Despite some people’s belief that the state is turning purple, Texas is still decisively conservative. The last time a Democratic presidential candidate won was 1976. This past election, Trump won the state by 6 points, the Republican incumbent kept his spot in the senate, and 60% of the house seats went to Republicans. While opposites politically, Texas and California share many struggles. Disagreements at the local level, between judges and mayors, over shutting down businesses and enforcing social distancing and mask-wearing played a large role in why Texas’s case count is the highest in the country and the first to surpass one million. Like California, premature opening of businesses and fatigue from staying at home led many to take liberties when policies relaxed. Additionally, Texas also has a large Latinx population who face similar challenges as those in California. 

Although Vermont is often thought of as one of the most liberal states in the union, the high profile of its Democratic Socialist senator, Bernie Sanders, contributing to this, it actually has a mixed government. Republican, Phil Scott, has been the governor since 2016 and won the most recent election with 66% of the vote. This makes Vermont an interesting comparison to California and Texas when examining why the state has the lowest infection rate in the country. Some argue its small size and ruralness explain this but, officials in Vermont are quick to dismiss that, pointing to the state’s targeted use of resources for vulnerable populations as the foundation of its success. 

Dr. Mark Levine, the state health commissioner, says three things have helped. First, having a healthy population before the pandemic. People there place health high on their list of priorities, making them likely to follow orders like washing hands and wearing masks. The second contributor, shutting down the state quickly. But California did this also, so what made the difference? Vermont did not re-open until officials felt the virus was at a better level as opposed to bowing to public pressure about the economy or isolation fatigue. And when the state did ease restrictions, it did so gradually. 

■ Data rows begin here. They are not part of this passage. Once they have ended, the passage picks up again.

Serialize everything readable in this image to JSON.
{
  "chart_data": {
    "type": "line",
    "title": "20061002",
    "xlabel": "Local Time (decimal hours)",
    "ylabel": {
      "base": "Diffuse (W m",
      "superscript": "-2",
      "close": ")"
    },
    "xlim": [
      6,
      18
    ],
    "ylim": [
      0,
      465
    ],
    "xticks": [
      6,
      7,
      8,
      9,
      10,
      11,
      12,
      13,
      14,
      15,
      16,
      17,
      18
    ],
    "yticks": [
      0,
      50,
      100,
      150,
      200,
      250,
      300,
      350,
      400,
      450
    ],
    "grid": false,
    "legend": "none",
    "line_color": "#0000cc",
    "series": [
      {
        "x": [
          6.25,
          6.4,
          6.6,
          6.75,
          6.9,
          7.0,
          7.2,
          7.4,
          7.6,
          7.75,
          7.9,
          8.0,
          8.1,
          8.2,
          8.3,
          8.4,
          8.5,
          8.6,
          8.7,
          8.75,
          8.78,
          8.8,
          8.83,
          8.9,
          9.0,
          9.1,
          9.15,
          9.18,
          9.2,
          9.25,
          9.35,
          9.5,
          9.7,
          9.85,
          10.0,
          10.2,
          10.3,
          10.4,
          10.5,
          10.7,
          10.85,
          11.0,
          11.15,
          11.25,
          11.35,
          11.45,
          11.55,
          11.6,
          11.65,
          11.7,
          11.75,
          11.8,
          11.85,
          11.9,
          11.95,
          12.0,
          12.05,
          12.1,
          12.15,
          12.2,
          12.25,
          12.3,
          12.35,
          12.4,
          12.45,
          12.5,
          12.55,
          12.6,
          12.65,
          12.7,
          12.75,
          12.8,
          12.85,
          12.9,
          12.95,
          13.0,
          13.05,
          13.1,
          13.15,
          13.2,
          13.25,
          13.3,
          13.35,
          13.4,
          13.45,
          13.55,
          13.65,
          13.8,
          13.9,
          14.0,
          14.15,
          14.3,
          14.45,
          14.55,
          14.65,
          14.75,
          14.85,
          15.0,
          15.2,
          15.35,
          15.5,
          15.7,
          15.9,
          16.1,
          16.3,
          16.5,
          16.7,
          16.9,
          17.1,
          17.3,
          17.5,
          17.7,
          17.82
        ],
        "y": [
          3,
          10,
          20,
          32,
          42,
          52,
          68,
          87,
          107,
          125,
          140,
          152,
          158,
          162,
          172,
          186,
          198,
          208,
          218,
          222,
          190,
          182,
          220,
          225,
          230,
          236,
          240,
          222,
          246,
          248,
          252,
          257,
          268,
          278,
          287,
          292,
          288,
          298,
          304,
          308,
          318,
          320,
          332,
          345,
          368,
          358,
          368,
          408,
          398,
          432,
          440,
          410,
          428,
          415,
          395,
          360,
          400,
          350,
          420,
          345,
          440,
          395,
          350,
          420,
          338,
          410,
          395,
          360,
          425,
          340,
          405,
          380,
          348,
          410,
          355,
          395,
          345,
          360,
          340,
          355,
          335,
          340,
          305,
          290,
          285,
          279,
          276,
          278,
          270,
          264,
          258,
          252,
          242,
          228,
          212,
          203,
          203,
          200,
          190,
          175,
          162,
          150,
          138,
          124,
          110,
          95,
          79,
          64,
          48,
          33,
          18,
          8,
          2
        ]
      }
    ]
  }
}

The third and most unique point in Vermont’s plan focused efforts like testing and contact tracing on the most vulnerable populations, including those experiencing homelessness and those living in nursing homes. Vermont paid to move some people living in shelters into motels to avoid overcrowding. It also made meal deliveries, gave hazard pay for essential workers, offered free pop-up testing to vulnerable communities, and Governor Scott has even proposed a $1,000 stipend for those asked to self-isolate. Instead of focusing on curfews or stay-at-home orders, which apply to people that work, it looked at high-risk populations and created policies centered around them and their needs.  


While some, including President Trump, have tried to make mask-wearing and case counts political, the science does not support this. COVID does not distinguish between red and blue states. Instead, what made the difference between states’ successes and failures is how unified they are within themselves and how they met the needs of high-risk groups. Although California and Vermont initially had similar plans, the patchwork of policies California attempted to enforce after re-opening led to spikes it hasn’t fully recovered from. Texas also suffered because lawmakers and enforcers could not agree on a proper course of action. And both states failed to meet the needs of vulnerable groups like the elderly, those experiencing homelessness, and essential workers. To prevent higher case count and death toll, states must allocate resources to those that need it most and strongly enforce scientifically proven preventative measures.